Moving from £100,000 to £125,000 in 2026/27 = £25,000 extra gross pay. After Income Tax + NI, take-home rises from £68,557 to £78,057 — a real £9,500 bump. Keep rate: 38p in every £1 gross uplift. Effective marginal rate 62%. Whether that's worth negotiating for depends on the effort required + how you'd deploy the extra £791/month. This guide breaks down where the money goes.

Verified against 2 official sources · Last reviewed 14 June 2026
On this page
  1. Take-home comparison
  2. Where the money goes
  3. Salary sacrifice angle
  4. What £791/month buys you
  5. When to push for £125,000
  6. In short

Take-home comparison

£100,000 £125,000 Difference
Gross £100,000 £125,000 £25,000
Income Tax £26,427 £41,427
NI ~£3,016 ~£3,016
Take-home £68,557 £78,057 £9,500
Monthly net £5,713 £6,504 £791

Keep rate: 38p per £1 of gross uplift.

Where the money goes

Of every £1 of £25,000 gross uplift: - 62p taken (Income Tax + NI) - 38p reaches your bank

Salary sacrifice angle

If you sacrifice the £25,000 uplift into pension: - Pension gets full £25,000 - Take-home stays at £68,557 - Tax + NI saved: ~£15,500 - Cost per £100 to pension: ~£38

What £791/month buys you

Monthly net difference £791: - 5-year investment @ 5% compound: ~£51,062 - Mortgage payments: adds ~£158,333 to borrowing capacity (rough) - Emergency fund: £9,500/year adds substantial buffer

When to push for £125,000

Depends on: - Effort to secure (promotion, job change, negotiation) - Marginal rate impact - Pension optimisation opportunity - Career trajectory implications

In short

£100,000 vs £125,000: real difference £9,500/year (£791/month). Keep rate 38%.

Frequently asked questions

What's the take-home difference between £100,000 and £125,000?

£9,500 annual, £791/month. Gross difference £25,000 — you keep 38%.
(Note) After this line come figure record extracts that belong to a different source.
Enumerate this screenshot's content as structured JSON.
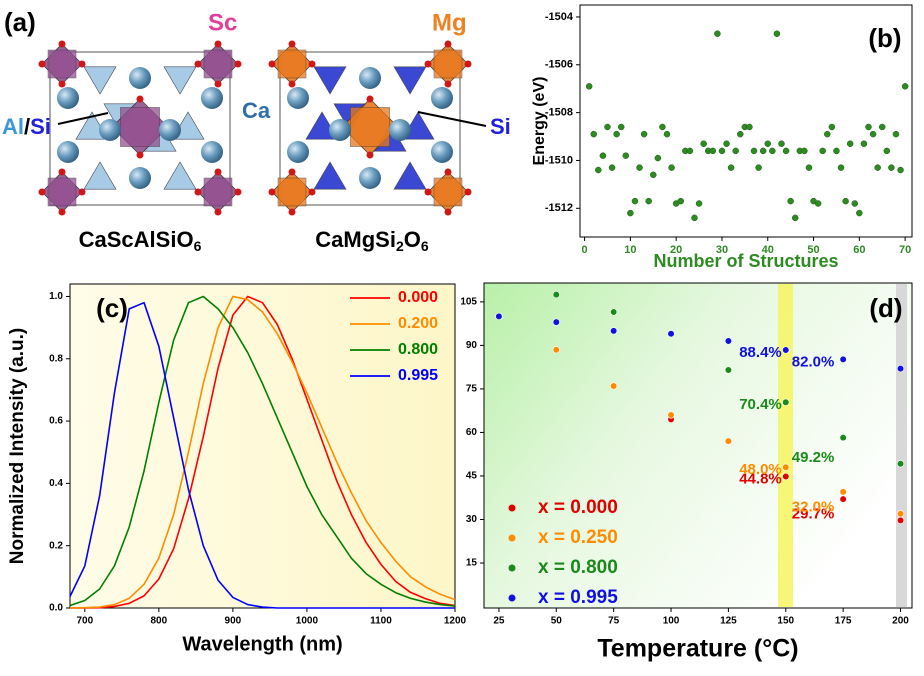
{
  "structures": {
    "label": "(a)",
    "atoms": [
      "Sc",
      "Mg",
      "Al",
      "/",
      "Si",
      "Ca",
      "Si"
    ],
    "formulas": [
      [
        "CaScAlSiO",
        "6"
      ],
      [
        "CaMgSi",
        "2",
        "O",
        "6"
      ]
    ]
  },
  "chart_data": [
    {
      "type": "scatter",
      "label": "(b)",
      "xlabel": "Number of Structures",
      "ylabel": "Energy (eV)",
      "color": "#2e8b22",
      "x": [
        1,
        2,
        3,
        4,
        5,
        6,
        7,
        8,
        9,
        10,
        11,
        12,
        13,
        14,
        15,
        16,
        17,
        18,
        19,
        20,
        21,
        22,
        23,
        24,
        25,
        26,
        27,
        28,
        29,
        30,
        31,
        32,
        33,
        34,
        35,
        36,
        37,
        38,
        39,
        40,
        41,
        42,
        43,
        44,
        45,
        46,
        47,
        48,
        49,
        50,
        51,
        52,
        53,
        54,
        55,
        56,
        57,
        58,
        59,
        60,
        61,
        62,
        63,
        64,
        65,
        66,
        67,
        68,
        69,
        70
      ],
      "values": [
        -1506.9,
        -1508.9,
        -1510.4,
        -1509.8,
        -1508.6,
        -1510.3,
        -1508.9,
        -1508.6,
        -1509.8,
        -1512.2,
        -1511.7,
        -1510.3,
        -1508.9,
        -1511.7,
        -1510.6,
        -1509.9,
        -1508.6,
        -1508.9,
        -1510.3,
        -1511.8,
        -1511.7,
        -1509.6,
        -1509.6,
        -1512.4,
        -1511.8,
        -1509.3,
        -1509.6,
        -1509.6,
        -1504.7,
        -1509.6,
        -1509.3,
        -1510.3,
        -1509.6,
        -1508.9,
        -1508.6,
        -1508.6,
        -1509.6,
        -1510.3,
        -1509.6,
        -1509.3,
        -1509.6,
        -1504.7,
        -1509.3,
        -1509.6,
        -1511.7,
        -1512.4,
        -1509.6,
        -1509.6,
        -1510.3,
        -1511.7,
        -1511.8,
        -1509.6,
        -1508.9,
        -1508.6,
        -1509.6,
        -1510.3,
        -1511.7,
        -1509.3,
        -1511.8,
        -1512.2,
        -1509.3,
        -1508.6,
        -1508.9,
        -1510.3,
        -1508.6,
        -1509.6,
        -1510.3,
        -1508.9,
        -1510.4,
        -1506.9
      ],
      "xlim": [
        -1,
        71.5
      ],
      "xticks": [
        0,
        10,
        20,
        30,
        40,
        50,
        60,
        70
      ],
      "ylim": [
        -1513.2,
        -1503.5
      ],
      "yticks": [
        -1504,
        -1506,
        -1508,
        -1510,
        -1512
      ]
    },
    {
      "type": "line",
      "label": "(c)",
      "xlabel": "Wavelength (nm)",
      "ylabel": "Normalized Intensity (a.u.)",
      "legend": "upper right",
      "x": [
        680,
        700,
        720,
        740,
        760,
        780,
        800,
        820,
        840,
        860,
        880,
        900,
        920,
        940,
        960,
        980,
        1000,
        1020,
        1040,
        1060,
        1080,
        1100,
        1120,
        1140,
        1160,
        1180,
        1200
      ],
      "series": [
        {
          "name": "0.000",
          "color": "#ff0000",
          "values": [
            0,
            0,
            0.001,
            0.005,
            0.015,
            0.039,
            0.093,
            0.19,
            0.35,
            0.55,
            0.77,
            0.94,
            1.0,
            0.98,
            0.91,
            0.8,
            0.67,
            0.54,
            0.41,
            0.3,
            0.21,
            0.14,
            0.085,
            0.05,
            0.03,
            0.015,
            0.008
          ]
        },
        {
          "name": "0.200",
          "color": "#ff8c00",
          "values": [
            0,
            0.001,
            0.003,
            0.011,
            0.031,
            0.076,
            0.16,
            0.3,
            0.5,
            0.72,
            0.9,
            1.0,
            0.99,
            0.95,
            0.88,
            0.79,
            0.69,
            0.58,
            0.47,
            0.37,
            0.28,
            0.21,
            0.15,
            0.1,
            0.068,
            0.044,
            0.027
          ]
        },
        {
          "name": "0.800",
          "color": "#008000",
          "values": [
            0.008,
            0.024,
            0.061,
            0.135,
            0.26,
            0.44,
            0.66,
            0.86,
            0.98,
            1.0,
            0.96,
            0.9,
            0.82,
            0.72,
            0.61,
            0.5,
            0.39,
            0.3,
            0.23,
            0.16,
            0.11,
            0.076,
            0.049,
            0.031,
            0.019,
            0.011,
            0.006
          ]
        },
        {
          "name": "0.995",
          "color": "#0000ff",
          "values": [
            0.037,
            0.135,
            0.36,
            0.69,
            0.96,
            0.98,
            0.84,
            0.61,
            0.38,
            0.2,
            0.089,
            0.034,
            0.011,
            0.003,
            0,
            0,
            0,
            0,
            0,
            0,
            0,
            0,
            0,
            0,
            0,
            0,
            0
          ]
        }
      ],
      "xlim": [
        680,
        1200
      ],
      "xticks": [
        700,
        800,
        900,
        1000,
        1100,
        1200
      ],
      "ylim": [
        0,
        1.04
      ],
      "yticks": [
        {
          "value": 0,
          "label": "0.0"
        },
        0.2,
        0.4,
        0.6,
        0.8,
        {
          "value": 1,
          "label": "1.0"
        }
      ]
    },
    {
      "type": "scatter",
      "label": "(d)",
      "xlabel": "Temperature (°C)",
      "legend": "lower left",
      "x": [
        25,
        50,
        75,
        100,
        125,
        150,
        175,
        200
      ],
      "series": [
        {
          "name": "x = 0.000",
          "color": "#e00000",
          "values": [
            null,
            null,
            null,
            64.5,
            null,
            44.8,
            37,
            29.7
          ],
          "value_labels": [
            null,
            null,
            null,
            null,
            null,
            "44.8%",
            null,
            "29.7%"
          ]
        },
        {
          "name": "x = 0.250",
          "color": "#ff8c00",
          "values": [
            null,
            88.5,
            76,
            66,
            57,
            48.0,
            39.5,
            32.0
          ],
          "value_labels": [
            null,
            null,
            null,
            null,
            null,
            "48.0%",
            null,
            "32.0%"
          ]
        },
        {
          "name": "x = 0.800",
          "color": "#1a8a1a",
          "values": [
            null,
            107.5,
            101.5,
            94,
            81.5,
            70.4,
            58.2,
            49.2
          ],
          "value_labels": [
            null,
            null,
            null,
            null,
            null,
            "70.4%",
            null,
            "49.2%"
          ]
        },
        {
          "name": "x = 0.995",
          "color": "#1010e0",
          "values": [
            100,
            98,
            95,
            94,
            91.5,
            88.4,
            85.2,
            82.0
          ],
          "value_labels": [
            null,
            null,
            null,
            null,
            null,
            "88.4%",
            null,
            "82.0%"
          ]
        }
      ],
      "xlim": [
        18.5,
        205
      ],
      "xticks": [
        25,
        50,
        75,
        100,
        125,
        150,
        175,
        200
      ],
      "ylim": [
        -0.5,
        111.5
      ],
      "yticks": [
        15,
        30,
        45,
        60,
        75,
        90,
        105
      ]
    }
  ]
}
Is £25,000 pay rise worth it?

Depends on effort + how you'd spend the £791/month. If £25,000 pushes you into a new band, marginal rate rises.

What's the marginal rate at £125,000?

40%+2% NI + potentially 20% allowance loss above £100k — depends on your specific position within the £100,000-£125,000 band.
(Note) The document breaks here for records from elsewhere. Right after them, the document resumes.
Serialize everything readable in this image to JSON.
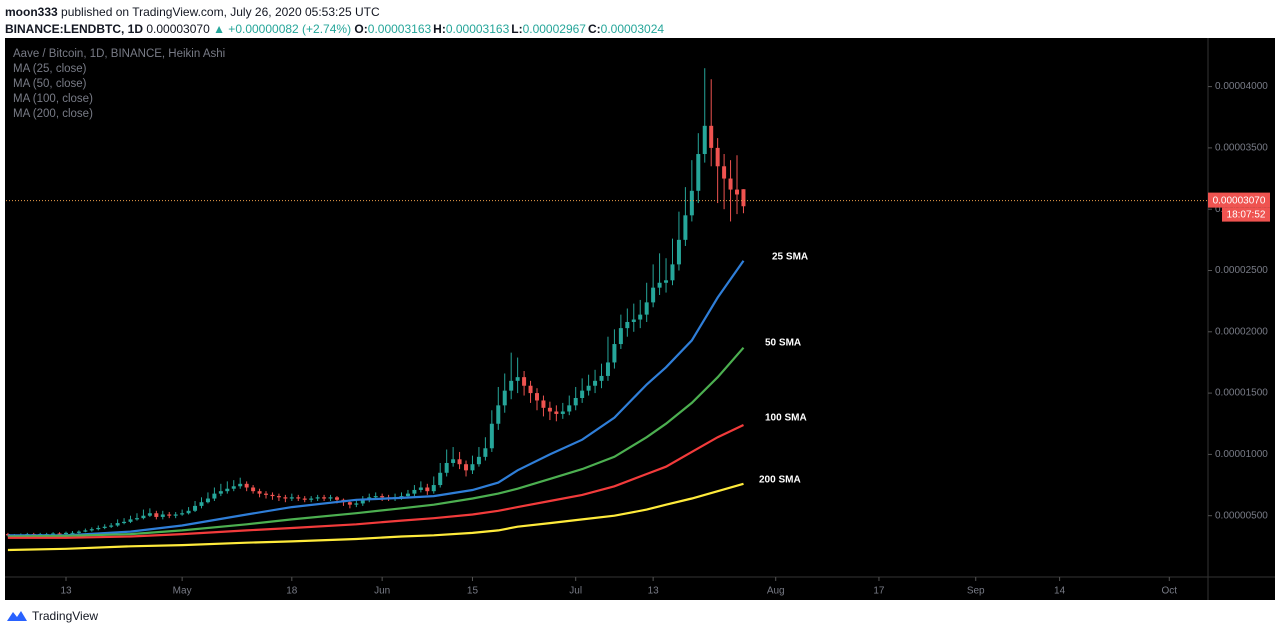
{
  "header": {
    "author": "moon333",
    "published": "published on TradingView.com, July 26, 2020 05:53:25 UTC",
    "symbol": "BINANCE:LENDBTC, 1D",
    "price": "0.00003070",
    "change": "▲ +0.00000082 (+2.74%)",
    "ohlc": [
      {
        "label": "O:",
        "value": "0.00003163"
      },
      {
        "label": "H:",
        "value": "0.00003163"
      },
      {
        "label": "L:",
        "value": "0.00002967"
      },
      {
        "label": "C:",
        "value": "0.00003024"
      }
    ]
  },
  "footer": {
    "brand": "TradingView"
  },
  "chart_data": {
    "type": "candlestick",
    "title": "Aave / Bitcoin, 1D, BINANCE, Heikin Ashi",
    "up_color": "#26a69a",
    "down_color": "#ef5350",
    "xlim": [
      -9.3,
      177
    ],
    "xticks": [
      {
        "value": 0,
        "label": "13"
      },
      {
        "value": 18,
        "label": "May"
      },
      {
        "value": 35,
        "label": "18"
      },
      {
        "value": 49,
        "label": "Jun"
      },
      {
        "value": 63,
        "label": "15"
      },
      {
        "value": 79,
        "label": "Jul"
      },
      {
        "value": 91,
        "label": "13"
      },
      {
        "value": 110,
        "label": "Aug"
      },
      {
        "value": 126,
        "label": "17"
      },
      {
        "value": 141,
        "label": "Sep"
      },
      {
        "value": 154,
        "label": "14"
      },
      {
        "value": 171,
        "label": "Oct"
      }
    ],
    "ylim": [
      0,
      4.38e-05
    ],
    "yticks": [
      {
        "value": 5e-06,
        "label": "0.00000500"
      },
      {
        "value": 1e-05,
        "label": "0.00001000"
      },
      {
        "value": 1.5e-05,
        "label": "0.00001500"
      },
      {
        "value": 2e-05,
        "label": "0.00002000"
      },
      {
        "value": 2.5e-05,
        "label": "0.00002500"
      },
      {
        "value": 3e-05,
        "label": "0.00003000"
      },
      {
        "value": 3.5e-05,
        "label": "0.00003500"
      },
      {
        "value": 4e-05,
        "label": "0.00004000"
      }
    ],
    "last_price": {
      "value": 3.07e-05,
      "label": "0.00003070"
    },
    "countdown": "18:07:52",
    "x": [
      -9,
      -8,
      -7,
      -6,
      -5,
      -4,
      -3,
      -2,
      -1,
      0,
      1,
      2,
      3,
      4,
      5,
      6,
      7,
      8,
      9,
      10,
      11,
      12,
      13,
      14,
      15,
      16,
      17,
      18,
      19,
      20,
      21,
      22,
      23,
      24,
      25,
      26,
      27,
      28,
      29,
      30,
      31,
      32,
      33,
      34,
      35,
      36,
      37,
      38,
      39,
      40,
      41,
      42,
      43,
      44,
      45,
      46,
      47,
      48,
      49,
      50,
      51,
      52,
      53,
      54,
      55,
      56,
      57,
      58,
      59,
      60,
      61,
      62,
      63,
      64,
      65,
      66,
      67,
      68,
      69,
      70,
      71,
      72,
      73,
      74,
      75,
      76,
      77,
      78,
      79,
      80,
      81,
      82,
      83,
      84,
      85,
      86,
      87,
      88,
      89,
      90,
      91,
      92,
      93,
      94,
      95,
      96,
      97,
      98,
      99,
      100,
      101,
      102,
      103,
      104,
      105
    ],
    "open": [
      3.5e-06,
      3.4e-06,
      3.4e-06,
      3.45e-06,
      3.5e-06,
      3.45e-06,
      3.5e-06,
      3.5e-06,
      3.55e-06,
      3.5e-06,
      3.6e-06,
      3.6e-06,
      3.7e-06,
      3.8e-06,
      3.9e-06,
      4e-06,
      4.1e-06,
      4.2e-06,
      4.4e-06,
      4.5e-06,
      4.7e-06,
      4.8e-06,
      5e-06,
      5.2e-06,
      4.9e-06,
      5.1e-06,
      5e-06,
      5.1e-06,
      5.2e-06,
      5.4e-06,
      5.8e-06,
      6.1e-06,
      6.4e-06,
      6.8e-06,
      7e-06,
      7.2e-06,
      7.4e-06,
      7.6e-06,
      7.3e-06,
      7e-06,
      6.8e-06,
      6.7e-06,
      6.6e-06,
      6.5e-06,
      6.4e-06,
      6.5e-06,
      6.4e-06,
      6.3e-06,
      6.4e-06,
      6.5e-06,
      6.4e-06,
      6.5e-06,
      6.3e-06,
      6.1e-06,
      5.9e-06,
      6e-06,
      6.3e-06,
      6.5e-06,
      6.6e-06,
      6.5e-06,
      6.4e-06,
      6.5e-06,
      6.6e-06,
      6.8e-06,
      7.1e-06,
      7.3e-06,
      7e-06,
      7.5e-06,
      8.5e-06,
      9.3e-06,
      9.6e-06,
      9.2e-06,
      8.7e-06,
      9.2e-06,
      9.8e-06,
      1.05e-05,
      1.25e-05,
      1.4e-05,
      1.52e-05,
      1.6e-05,
      1.63e-05,
      1.56e-05,
      1.5e-05,
      1.44e-05,
      1.38e-05,
      1.35e-05,
      1.33e-05,
      1.35e-05,
      1.4e-05,
      1.46e-05,
      1.52e-05,
      1.56e-05,
      1.6e-05,
      1.64e-05,
      1.75e-05,
      1.9e-05,
      2.03e-05,
      2.08e-05,
      2.1e-05,
      2.14e-05,
      2.24e-05,
      2.36e-05,
      2.4e-05,
      2.42e-05,
      2.55e-05,
      2.75e-05,
      2.95e-05,
      3.15e-05,
      3.45e-05,
      3.68e-05,
      3.5e-05,
      3.35e-05,
      3.25e-05,
      3.16e-05,
      3.163e-05
    ],
    "high": [
      3.6e-06,
      3.5e-06,
      3.55e-06,
      3.6e-06,
      3.6e-06,
      3.6e-06,
      3.6e-06,
      3.65e-06,
      3.65e-06,
      3.7e-06,
      3.75e-06,
      3.8e-06,
      3.95e-06,
      4.05e-06,
      4.2e-06,
      4.3e-06,
      4.4e-06,
      4.7e-06,
      4.8e-06,
      5e-06,
      5.2e-06,
      5.5e-06,
      5.6e-06,
      5.4e-06,
      5.4e-06,
      5.3e-06,
      5.3e-06,
      5.5e-06,
      5.7e-06,
      6.2e-06,
      6.5e-06,
      6.9e-06,
      7.3e-06,
      7.6e-06,
      7.8e-06,
      7.9e-06,
      8.1e-06,
      7.8e-06,
      7.5e-06,
      7.2e-06,
      7e-06,
      6.9e-06,
      6.8e-06,
      6.7e-06,
      6.8e-06,
      6.7e-06,
      6.6e-06,
      6.6e-06,
      6.7e-06,
      6.7e-06,
      6.7e-06,
      6.6e-06,
      6.4e-06,
      6.3e-06,
      6.3e-06,
      6.6e-06,
      6.8e-06,
      6.9e-06,
      6.8e-06,
      6.7e-06,
      6.8e-06,
      6.9e-06,
      7.1e-06,
      7.5e-06,
      7.8e-06,
      7.6e-06,
      8.2e-06,
      9.3e-06,
      1.04e-05,
      1.06e-05,
      1.02e-05,
      9.5e-06,
      9.9e-06,
      1.06e-05,
      1.14e-05,
      1.36e-05,
      1.55e-05,
      1.66e-05,
      1.83e-05,
      1.79e-05,
      1.68e-05,
      1.6e-05,
      1.54e-05,
      1.48e-05,
      1.43e-05,
      1.4e-05,
      1.42e-05,
      1.48e-05,
      1.55e-05,
      1.62e-05,
      1.65e-05,
      1.69e-05,
      1.74e-05,
      1.96e-05,
      2.02e-05,
      2.14e-05,
      2.19e-05,
      2.23e-05,
      2.26e-05,
      2.4e-05,
      2.55e-05,
      2.64e-05,
      2.6e-05,
      2.76e-05,
      2.98e-05,
      3.18e-05,
      3.4e-05,
      3.62e-05,
      4.15e-05,
      4.06e-05,
      3.58e-05,
      3.45e-05,
      3.4e-05,
      3.44e-05,
      3.163e-05
    ],
    "low": [
      3.3e-06,
      3.3e-06,
      3.35e-06,
      3.4e-06,
      3.35e-06,
      3.4e-06,
      3.4e-06,
      3.45e-06,
      3.4e-06,
      3.45e-06,
      3.5e-06,
      3.55e-06,
      3.65e-06,
      3.7e-06,
      3.8e-06,
      3.9e-06,
      4e-06,
      4.1e-06,
      4.3e-06,
      4.4e-06,
      4.6e-06,
      4.7e-06,
      4.9e-06,
      4.7e-06,
      4.7e-06,
      4.8e-06,
      4.8e-06,
      5e-06,
      5.1e-06,
      5.3e-06,
      5.6e-06,
      6e-06,
      6.2e-06,
      6.6e-06,
      6.8e-06,
      7e-06,
      7.2e-06,
      7e-06,
      6.8e-06,
      6.5e-06,
      6.4e-06,
      6.3e-06,
      6.2e-06,
      6.1e-06,
      6.2e-06,
      6.2e-06,
      6.1e-06,
      6.1e-06,
      6.2e-06,
      6.2e-06,
      6.2e-06,
      6e-06,
      5.8e-06,
      5.6e-06,
      5.7e-06,
      5.8e-06,
      6.1e-06,
      6.3e-06,
      6.2e-06,
      6.2e-06,
      6.2e-06,
      6.3e-06,
      6.4e-06,
      6.6e-06,
      6.9e-06,
      6.7e-06,
      6.8e-06,
      7.3e-06,
      8.2e-06,
      9e-06,
      8.8e-06,
      8.2e-06,
      8.4e-06,
      9e-06,
      9.5e-06,
      1.02e-05,
      1.2e-05,
      1.34e-05,
      1.45e-05,
      1.5e-05,
      1.48e-05,
      1.42e-05,
      1.36e-05,
      1.31e-05,
      1.28e-05,
      1.27e-05,
      1.29e-05,
      1.32e-05,
      1.36e-05,
      1.42e-05,
      1.48e-05,
      1.5e-05,
      1.54e-05,
      1.6e-05,
      1.7e-05,
      1.86e-05,
      1.96e-05,
      2e-05,
      2.03e-05,
      2.08e-05,
      2.2e-05,
      2.3e-05,
      2.32e-05,
      2.38e-05,
      2.5e-05,
      2.7e-05,
      2.9e-05,
      3.05e-05,
      3.38e-05,
      3.35e-05,
      3.05e-05,
      3e-05,
      2.9e-05,
      2.96e-05,
      2.967e-05
    ],
    "close": [
      3.4e-06,
      3.4e-06,
      3.45e-06,
      3.5e-06,
      3.45e-06,
      3.5e-06,
      3.5e-06,
      3.55e-06,
      3.5e-06,
      3.6e-06,
      3.6e-06,
      3.7e-06,
      3.8e-06,
      3.9e-06,
      4e-06,
      4.1e-06,
      4.2e-06,
      4.4e-06,
      4.5e-06,
      4.7e-06,
      4.8e-06,
      5e-06,
      5.2e-06,
      4.9e-06,
      5.1e-06,
      5e-06,
      5.1e-06,
      5.2e-06,
      5.4e-06,
      5.8e-06,
      6.1e-06,
      6.4e-06,
      6.8e-06,
      7e-06,
      7.2e-06,
      7.4e-06,
      7.6e-06,
      7.3e-06,
      7e-06,
      6.8e-06,
      6.7e-06,
      6.6e-06,
      6.5e-06,
      6.4e-06,
      6.5e-06,
      6.4e-06,
      6.3e-06,
      6.4e-06,
      6.5e-06,
      6.4e-06,
      6.5e-06,
      6.3e-06,
      6.1e-06,
      5.9e-06,
      6e-06,
      6.3e-06,
      6.5e-06,
      6.6e-06,
      6.5e-06,
      6.4e-06,
      6.5e-06,
      6.6e-06,
      6.8e-06,
      7.1e-06,
      7.3e-06,
      7e-06,
      7.5e-06,
      8.5e-06,
      9.3e-06,
      9.6e-06,
      9.2e-06,
      8.7e-06,
      9.2e-06,
      9.8e-06,
      1.05e-05,
      1.25e-05,
      1.4e-05,
      1.52e-05,
      1.6e-05,
      1.63e-05,
      1.56e-05,
      1.5e-05,
      1.44e-05,
      1.38e-05,
      1.35e-05,
      1.33e-05,
      1.35e-05,
      1.4e-05,
      1.46e-05,
      1.52e-05,
      1.56e-05,
      1.6e-05,
      1.64e-05,
      1.75e-05,
      1.9e-05,
      2.03e-05,
      2.08e-05,
      2.1e-05,
      2.14e-05,
      2.24e-05,
      2.36e-05,
      2.4e-05,
      2.42e-05,
      2.55e-05,
      2.75e-05,
      2.95e-05,
      3.15e-05,
      3.45e-05,
      3.68e-05,
      3.5e-05,
      3.35e-05,
      3.25e-05,
      3.16e-05,
      3.12e-05,
      3.024e-05
    ],
    "series": [
      {
        "name": "MA (25, close)",
        "annotation": "25 SMA",
        "color": "#2f7ed8",
        "x": [
          -9,
          0,
          10,
          18,
          28,
          35,
          45,
          52,
          57,
          63,
          67,
          70,
          75,
          80,
          85,
          90,
          93,
          97,
          101,
          105
        ],
        "values": [
          3.4e-06,
          3.4e-06,
          3.7e-06,
          4.2e-06,
          5.1e-06,
          5.7e-06,
          6.3e-06,
          6.45e-06,
          6.6e-06,
          7.1e-06,
          7.7e-06,
          8.7e-06,
          1e-05,
          1.12e-05,
          1.3e-05,
          1.57e-05,
          1.71e-05,
          1.93e-05,
          2.28e-05,
          2.58e-05
        ]
      },
      {
        "name": "MA (50, close)",
        "annotation": "50 SMA",
        "color": "#4caf50",
        "x": [
          -9,
          0,
          10,
          18,
          28,
          35,
          45,
          52,
          57,
          63,
          67,
          70,
          75,
          80,
          85,
          90,
          93,
          97,
          101,
          105
        ],
        "values": [
          3.3e-06,
          3.35e-06,
          3.5e-06,
          3.8e-06,
          4.3e-06,
          4.7e-06,
          5.2e-06,
          5.6e-06,
          5.9e-06,
          6.4e-06,
          6.8e-06,
          7.2e-06,
          8e-06,
          8.8e-06,
          9.8e-06,
          1.14e-05,
          1.25e-05,
          1.42e-05,
          1.63e-05,
          1.87e-05
        ]
      },
      {
        "name": "MA (100, close)",
        "annotation": "100 SMA",
        "color": "#f23b3b",
        "x": [
          -9,
          0,
          10,
          18,
          28,
          35,
          45,
          52,
          57,
          63,
          67,
          70,
          75,
          80,
          85,
          90,
          93,
          97,
          101,
          105
        ],
        "values": [
          3.2e-06,
          3.2e-06,
          3.3e-06,
          3.5e-06,
          3.8e-06,
          4e-06,
          4.3e-06,
          4.6e-06,
          4.8e-06,
          5.1e-06,
          5.4e-06,
          5.7e-06,
          6.2e-06,
          6.7e-06,
          7.4e-06,
          8.4e-06,
          9e-06,
          1.02e-05,
          1.14e-05,
          1.24e-05
        ]
      },
      {
        "name": "MA (200, close)",
        "annotation": "200 SMA",
        "color": "#ffeb3b",
        "x": [
          -9,
          0,
          10,
          18,
          28,
          35,
          45,
          52,
          57,
          63,
          67,
          70,
          75,
          80,
          85,
          90,
          93,
          97,
          101,
          105
        ],
        "values": [
          2.2e-06,
          2.3e-06,
          2.5e-06,
          2.6e-06,
          2.8e-06,
          2.9e-06,
          3.1e-06,
          3.3e-06,
          3.4e-06,
          3.6e-06,
          3.8e-06,
          4.1e-06,
          4.4e-06,
          4.7e-06,
          5e-06,
          5.5e-06,
          5.9e-06,
          6.4e-06,
          7e-06,
          7.6e-06
        ]
      }
    ]
  }
}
Can I keep more of the £25,000 uplift?

Yes — salary sacrifice into pension keeps £25,000 at ~62% tax rate. Big saving if you're in higher/additional bands.

How does student loan change the picture?

Add 9% on the £25,000 for Plan 2. Keep rate drops to 29%.

Sources

All figures on this page are sourced from official UK government publications. We don't cite secondary commentary or other calculator sites.

  1. GOV.UK - Income Tax rates
  2. GOV.UK - National Insurance rates

For the calculation methodology behind every figure on this page, see our methodology. For our review and update process, see our editorial standards.

Last reviewed: 14 June 2026. Next review due 14 December 2026.

Disclaimer: This page provides general information based on published HMRC and gov.scot figures. It is not personal tax or financial advice. For your specific situation, please consult a qualified accountant or contact HMRC directly.